The results, at once dense and spare, primitively futuristic, anonymous and autobiographical, suggest an idiosyncratic vision: a synthesis of, and movement past and away from, several key artistic moments of the 20th century. Minimalist and stark, Gego’s work, which deploys iron, copper, and steel in the form of wires and rods, clearly emerges from her work in architecture. But in its sly implication of bodies, its allusiveness and playfulness, her art also speaks to history and to women’s place in relation to it.
In the airy space on the gallery’s second floor we encounter “Chorros” — sculptures intended, if the name is to be believed, to act in the manner of wire waterfalls. (Chorro is the Spanish word for “flow,” as in tap or faucet.) There is something charmingly childlike about these assemblages, with their likeness to mobiles or wind chimes, the large-scale rendering. But there is also something threatening. Passing among them feels like entering fairy-tale woods, where occasional bursts of color — a vivid blue, a bloody red — act in the manner of sudden cries. (For help? Of fear?) The steel-rod “Chorros” could be clean, flowing water, but they could also be acid rain, the pouring-out of a vengeful god’s wrath.
Or they could be headless mannequins, unidentified and unidentifiable corpses, the skeletal remains of hanged bodies. The overall effect is eerily, improbably beautiful. Gego’s work is, in its aesthetics, nothing like the work of Alina Szapocznikow, the Polish sculptor who survived Auschwitz and made lushly deteriorating displays of bodies. But there is a common thread that ties together the women’s art— their connection to the Holocaust and the precariousness of escape that, on the one hand, gives their creations a sense of detachment, and, on the other, animates them with a sincere shriek.
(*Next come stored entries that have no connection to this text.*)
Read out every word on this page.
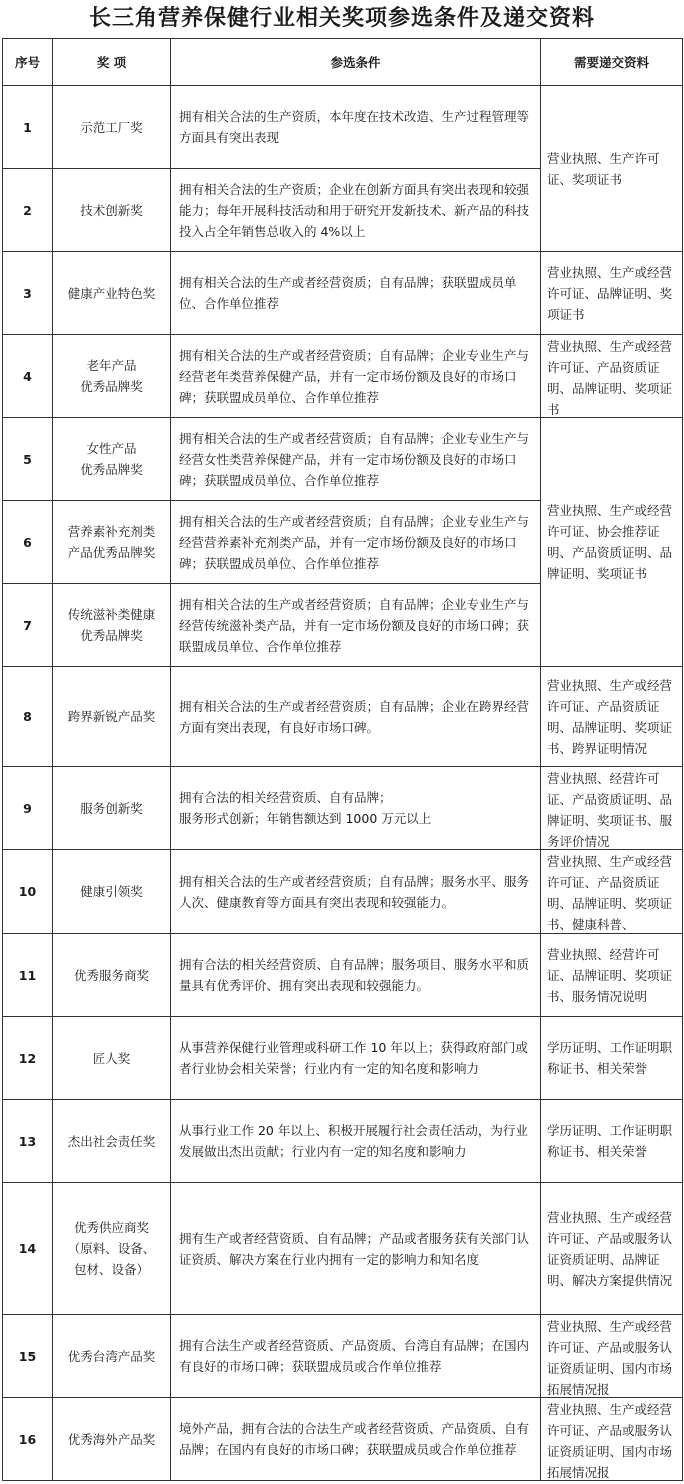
长三角营养保健行业相关奖项参选条件及递交资料
序号	奖 项	参选条件	需要递交资料
1	示范工厂奖	拥有相关合法的生产资质，本年度在技术改造、生产过程管理等方面具有突出表现	营业执照、生产许可证、奖项证书

2	技术创新奖	拥有相关合法的生产资质；企业在创新方面具有突出表现和较强能力；每年开展科技活动和用于研究开发新技术、新产品的科技投入占全年销售总收入的 4%以上	
3	健康产业特色奖	拥有相关合法的生产或者经营资质；自有品牌；获联盟成员单位、合作单位推荐	营业执照、生产或经营许可证、品牌证明、奖项证书

4	老年产品
优秀品牌奖	拥有相关合法的生产或者经营资质；自有品牌；企业专业生产与经营老年类营养保健产品，并有一定市场份额及良好的市场口碑；获联盟成员单位、合作单位推荐	营业执照、生产或经营许可证、产品资质证明、品牌证明、奖项证书

5	女性产品
优秀品牌奖	拥有相关合法的生产或者经营资质；自有品牌；企业专业生产与经营女性类营养保健产品，并有一定市场份额及良好的市场口碑；获联盟成员单位、合作单位推荐	营业执照、生产或经营许可证、协会推荐证明、产品资质证明、品牌证明、奖项证书

6	营养素补充剂类
产品优秀品牌奖	拥有相关合法的生产或者经营资质；自有品牌；企业专业生产与经营营养素补充剂类产品，并有一定市场份额及良好的市场口碑；获联盟成员单位、合作单位推荐	
7	传统滋补类健康
优秀品牌奖	拥有相关合法的生产或者经营资质；自有品牌；企业专业生产与经营传统滋补类产品，并有一定市场份额及良好的市场口碑；获联盟成员单位、合作单位推荐	
8	跨界新锐产品奖	拥有相关合法的生产或者经营资质；自有品牌；企业在跨界经营方面有突出表现，有良好市场口碑。	营业执照、生产或经营许可证、产品资质证明、品牌证明、奖项证书、跨界证明情况

9	服务创新奖	拥有合法的相关经营资质、自有品牌；
服务形式创新；年销售额达到 1000 万元以上	营业执照、经营许可证、产品资质证明、品牌证明、奖项证书、服务评价情况

10	健康引领奖	拥有相关合法的生产或者经营资质；自有品牌；服务水平、服务人次、健康教育等方面具有突出表现和较强能力。	营业执照、生产或经营许可证、产品资质证明、品牌证明、奖项证书、健康科普、

11	优秀服务商奖	拥有合法的相关经营资质、自有品牌；服务项目、服务水平和质量具有优秀评价、拥有突出表现和较强能力。	营业执照、经营许可证、品牌证明、奖项证书、服务情况说明

12	匠人奖	从事营养保健行业管理或科研工作 10 年以上；获得政府部门或者行业协会相关荣誉；行业内有一定的知名度和影响力	学历证明、工作证明职称证书、相关荣誉

13	杰出社会责任奖	从事行业工作 20 年以上、积极开展履行社会责任活动，为行业发展做出杰出贡献；行业内有一定的知名度和影响力	学历证明、工作证明职称证书、相关荣誉

14	优秀供应商奖
（原料、设备、
包材、设备）	拥有生产或者经营资质、自有品牌；产品或者服务获有关部门认证资质、解决方案在行业内拥有一定的影响力和知名度	营业执照、生产或经营许可证、产品或服务认证资质证明、品牌证明、解决方案提供情况

15	优秀台湾产品奖	拥有合法生产或者经营资质、产品资质、台湾自有品牌；在国内有良好的市场口碑；获联盟成员或合作单位推荐	营业执照、生产或经营许可证、产品或服务认证资质证明、国内市场拓展情况报

16	优秀海外产品奖	境外产品，拥有合法的合法生产或者经营资质、产品资质、自有品牌；在国内有良好的市场口碑；获联盟成员或合作单位推荐	营业执照、生产或经营许可证、产品或服务认证资质证明、国内市场拓展情况报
Gathered in a single, light-filled, airy room, “Chorros,” clean and sleek and gleaming silver, made me think of forests filled with partisans, hungry and dire, fighting to survive one more day so that they might live to see revenge. There is a light and a darkness in this work: Encountering these is like plunging into clear water and finding it ice cold.
On the third floor are Gego’s “Bichitos,” small-scale “creatures” made from wires and metal and from Plexiglas and fabric, and a series of “Dibujos sin Papel,” or “drawings without paper,” intricacies of iron mesh, wire and rods wrought into etchings, like a triumphant compromise arranged between a sculpture and a drawing. They suggest a cartoon sketched with a wire cutter instead of a pencil.
Gego spoke of line drawing as a meditative act, and she was explicitly interested in the space between the lines. The in-betweeness might be a site of artistic creation, a gap to fill, a problem to solve. But it might also speak to moments — brief and ineffable — of respite between the harsh landing of the rod, occasions for the telling of a story at once personal and philosophical, specifically universal.
Yevgeniya Traps writes frequently about art and literature for the Forward.